La transparence est de ces notions labiles et ambigües, capables de tout absorber et d’être empruntées par la médecine, l’esthétique, la philosophie ou encore la politique. Si elle renvoie, dans son sens premier, à la vision et à la traversée des objets et des corps par la lumière, elle peut désigner aujourd’hui la volonté de voir, de savoir et de publiciser son être et ses actes. La transparence semble devenue un devoir moral et une nécessité politique dans les démocraties « modernes », tandis qu’a progressé la protection de la vie privée par un secret estimé légitime. Georg Simmel avait déjà souligné cette apparente contradiction et le passage historique d’une tradition du secret à sa contestation par les Lumières, puis l’émergence d’une injonction de vérité et de transparence ; alors que le secret reste « l’une des plus grandes conquêtes de l’humanité » (1908). Le secret est indissociable de la transparence, il en est peut-être même la condition de possibilité. Le paradigme médical de la transparence ne s’est-il pas construit à partir du serment d’Hippocrate et du sacrosaint secret médical, comme la justice et son secret de l’instruction, ou l’information et le secret des sources ? La transparence n’est donc peut-être pas aussi transparente qu’il n’y paraît et il s’agit, en tous les cas, de mesurer cette ambigüité.

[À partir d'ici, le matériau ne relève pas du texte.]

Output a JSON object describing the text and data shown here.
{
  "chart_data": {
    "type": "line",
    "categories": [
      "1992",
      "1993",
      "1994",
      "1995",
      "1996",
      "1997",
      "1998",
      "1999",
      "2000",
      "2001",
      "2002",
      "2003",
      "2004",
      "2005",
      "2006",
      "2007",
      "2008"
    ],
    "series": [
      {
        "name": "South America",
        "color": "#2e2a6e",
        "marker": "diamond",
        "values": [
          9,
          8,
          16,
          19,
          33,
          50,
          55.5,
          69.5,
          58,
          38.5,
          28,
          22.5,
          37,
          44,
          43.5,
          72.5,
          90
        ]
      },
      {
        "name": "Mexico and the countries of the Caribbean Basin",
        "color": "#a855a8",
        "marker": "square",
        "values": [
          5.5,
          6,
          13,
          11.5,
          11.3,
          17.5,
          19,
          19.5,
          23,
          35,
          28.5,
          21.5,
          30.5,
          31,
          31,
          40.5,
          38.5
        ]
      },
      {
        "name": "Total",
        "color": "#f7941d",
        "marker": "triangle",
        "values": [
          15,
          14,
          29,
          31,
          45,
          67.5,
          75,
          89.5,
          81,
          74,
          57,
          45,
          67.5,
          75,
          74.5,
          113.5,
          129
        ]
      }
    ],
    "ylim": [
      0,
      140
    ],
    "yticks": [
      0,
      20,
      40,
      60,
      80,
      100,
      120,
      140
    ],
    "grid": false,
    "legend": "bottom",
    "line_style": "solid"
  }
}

Le regard clinique et la transparence du corps : voir la maladie, dire le diagnostic
Si l’on suit Michel Foucault, la conception de la transparence des corps émerge au XVIIIe siècle avec la « naissance de la clinique » (1963), dont la particularité est de vouloir rendre visible l’invisible. Avec l’affirmation de l’autopsie dans un but scientifique, la clinique oriente son regard vers l’intérieur des corps, le dissèque et le désacralise dans le même geste. Le corps doit désormais être transparent à la médecine, l’enjeu étant d’en comprendre tous les recoins, pour identifier, guérir puis prévenir les affections ou maladies. Cette « révolution » modifie en profondeur la médecine qui devient la « science de la maladie » et non plus de la vie, la pathologie prenant le pas sur la physiologie. Comme le souligne Alexandre Klein (2011), « il ne s’agissait plus de voir pour valider ce qui était dit, mais bien d’inventer de nouvelles manières de dire faisant écho à une nouvelle manière de voir. […] En d’autres termes, par le truchement du dire, le voir devenait savoir, ouvrant la voie à l’instauration concrète du paradigme de la transparence ».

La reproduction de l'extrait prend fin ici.